I’m afraid my home town is getting a bad reputation for third sector corruption. In June this year I had to report on the charity MEWN. In more recent posts, The Impoverishment of Wales and Ancestral Turf, I have dealt with another Swansea-based charity, YMCA Wales. There had been rumours for a few years that this was a disaster waiting to happen. In fact, and with my – ahem – customary perceptiveness, I wrote about YMCA Wales in July last year in YMCA ‘Wales’: Another Trojan Horse At The Trough.
YMCA Cymru’s chief executive, Mo Sykes, went missing in July, the trustees placed the organisation in receivership, while the ‘Welsh’ Government – perhaps hoping to appear decisive for once – called on DePlod to investigate.
Yet the problem isn’t with Swansea, the fault lies with a system that if it’s not designed to attract peripatetic third sector parasites will inevitably have that effect. For the word will quickly spread in their magazines, on their websites, and through the channels of the Guardian readers’ very own freemasonry, Common Purpose, that Wales is a soft touch, money is being showered on any shyster who can deliver a persuasive spiel.
In the dock at Swansea Crown Court should have been ‘Welsh’ Labour, not its creature, Naz Malik. It should have been charged with squandering EU and other funding on professional grant-grabbers in order to buy support, while turning a blind eye to how that funding was used, and abused, lower down the food chain. Also in the dock – for this system could never have flourished without it – should have been the self-styled Welsh media, fearful of upsetting the Labour Party and, as a result of that cowardice, betraying the Welsh people.

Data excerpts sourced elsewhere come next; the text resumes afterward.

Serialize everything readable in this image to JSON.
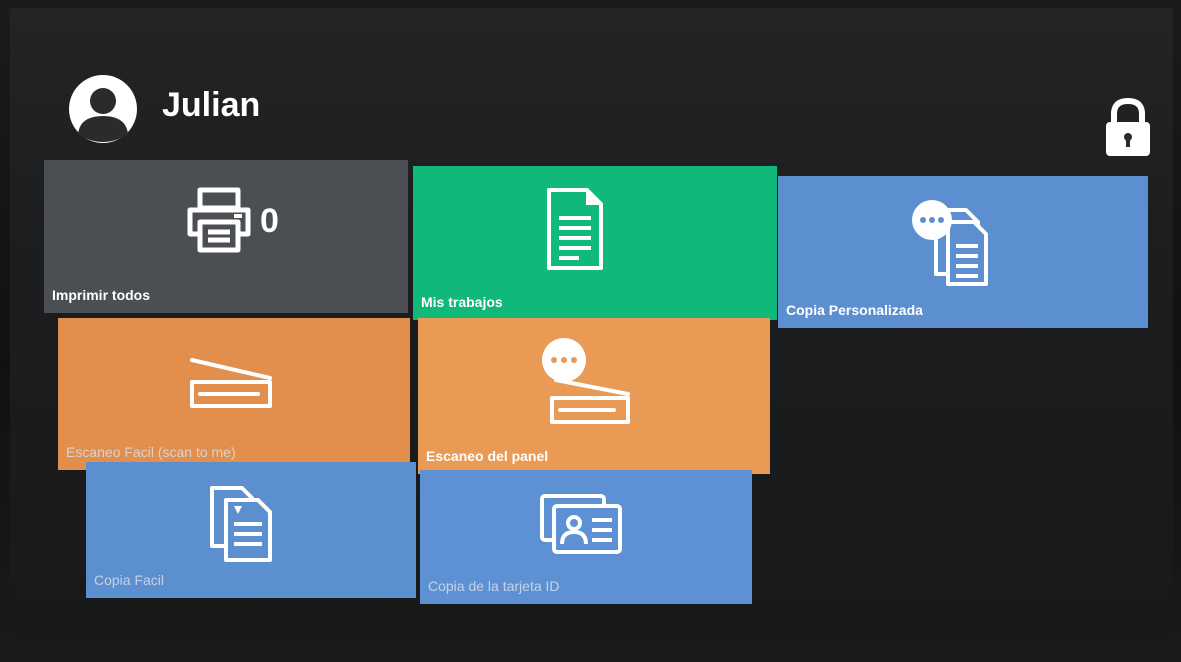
{
  "header": {
    "user_name": "Julian",
    "avatar_icon": "user-avatar-icon",
    "lock_icon": "lock-icon"
  },
  "tiles": [
    {
      "id": "print-all",
      "label": "Imprimir todos",
      "icon": "printer-icon",
      "badge": "0",
      "color": "#4b4e52"
    },
    {
      "id": "my-jobs",
      "label": "Mis trabajos",
      "icon": "document-icon",
      "color": "#10b879"
    },
    {
      "id": "custom-copy",
      "label": "Copia Personalizada",
      "icon": "copy-settings-icon",
      "color": "#5b8fd0"
    },
    {
      "id": "easy-scan",
      "label": "Escaneo Facil (scan to me)",
      "icon": "scanner-icon",
      "color": "#e28e4c"
    },
    {
      "id": "panel-scan",
      "label": "Escaneo del panel",
      "icon": "scanner-settings-icon",
      "color": "#e99a55"
    },
    {
      "id": "easy-copy",
      "label": "Copia Facil",
      "icon": "copy-icon",
      "color": "#5b8fd0"
    },
    {
      "id": "id-card-copy",
      "label": "Copia de la tarjeta ID",
      "icon": "id-card-icon",
      "color": "#5d91d4"
    }
  ]
}
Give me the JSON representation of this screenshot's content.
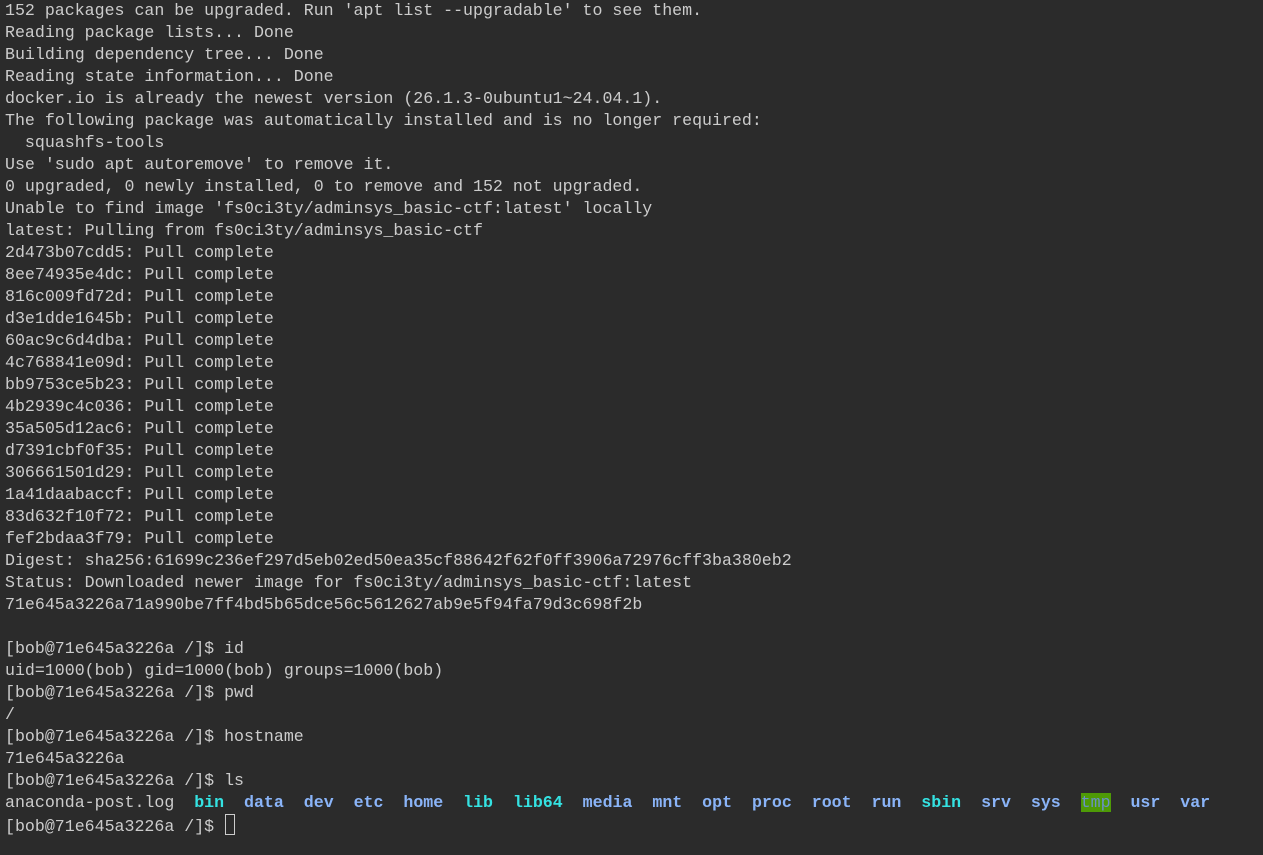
{
  "output_lines": [
    "152 packages can be upgraded. Run 'apt list --upgradable' to see them.",
    "Reading package lists... Done",
    "Building dependency tree... Done",
    "Reading state information... Done",
    "docker.io is already the newest version (26.1.3-0ubuntu1~24.04.1).",
    "The following package was automatically installed and is no longer required:",
    "  squashfs-tools",
    "Use 'sudo apt autoremove' to remove it.",
    "0 upgraded, 0 newly installed, 0 to remove and 152 not upgraded.",
    "Unable to find image 'fs0ci3ty/adminsys_basic-ctf:latest' locally",
    "latest: Pulling from fs0ci3ty/adminsys_basic-ctf",
    "2d473b07cdd5: Pull complete",
    "8ee74935e4dc: Pull complete",
    "816c009fd72d: Pull complete",
    "d3e1dde1645b: Pull complete",
    "60ac9c6d4dba: Pull complete",
    "4c768841e09d: Pull complete",
    "bb9753ce5b23: Pull complete",
    "4b2939c4c036: Pull complete",
    "35a505d12ac6: Pull complete",
    "d7391cbf0f35: Pull complete",
    "306661501d29: Pull complete",
    "1a41daabaccf: Pull complete",
    "83d632f10f72: Pull complete",
    "fef2bdaa3f79: Pull complete",
    "Digest: sha256:61699c236ef297d5eb02ed50ea35cf88642f62f0ff3906a72976cff3ba380eb2",
    "Status: Downloaded newer image for fs0ci3ty/adminsys_basic-ctf:latest",
    "71e645a3226a71a990be7ff4bd5b65dce56c5612627ab9e5f94fa79d3c698f2b",
    "",
    "[bob@71e645a3226a /]$ id",
    "uid=1000(bob) gid=1000(bob) groups=1000(bob)",
    "[bob@71e645a3226a /]$ pwd",
    "/",
    "[bob@71e645a3226a /]$ hostname",
    "71e645a3226a",
    "[bob@71e645a3226a /]$ ls"
  ],
  "ls_entries": [
    {
      "name": "anaconda-post.log",
      "type": "file"
    },
    {
      "name": "bin",
      "type": "link"
    },
    {
      "name": "data",
      "type": "dir"
    },
    {
      "name": "dev",
      "type": "dir"
    },
    {
      "name": "etc",
      "type": "dir"
    },
    {
      "name": "home",
      "type": "dir"
    },
    {
      "name": "lib",
      "type": "link"
    },
    {
      "name": "lib64",
      "type": "link"
    },
    {
      "name": "media",
      "type": "dir"
    },
    {
      "name": "mnt",
      "type": "dir"
    },
    {
      "name": "opt",
      "type": "dir"
    },
    {
      "name": "proc",
      "type": "dir"
    },
    {
      "name": "root",
      "type": "dir"
    },
    {
      "name": "run",
      "type": "dir"
    },
    {
      "name": "sbin",
      "type": "link"
    },
    {
      "name": "srv",
      "type": "dir"
    },
    {
      "name": "sys",
      "type": "dir"
    },
    {
      "name": "tmp",
      "type": "sticky"
    },
    {
      "name": "usr",
      "type": "dir"
    },
    {
      "name": "var",
      "type": "dir"
    }
  ],
  "prompt": "[bob@71e645a3226a /]$ ",
  "colors": {
    "background": "#2b2b2b",
    "foreground": "#cccccc",
    "directory": "#8ab4f8",
    "symlink": "#34e2e2",
    "sticky_bg": "#4e9a06"
  }
}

The real worry is that Wales now has a system that blatantly mis-uses grant aid to fund political patronage, and that this inevitably leads to nepotism, self-enrichment, corruption of all sorts – and yet no one seems to care! This is the real problem with the third sector in Wales. In fact, this sums up the third sector in Wales. And we shall all suffer while this pernicious system endures.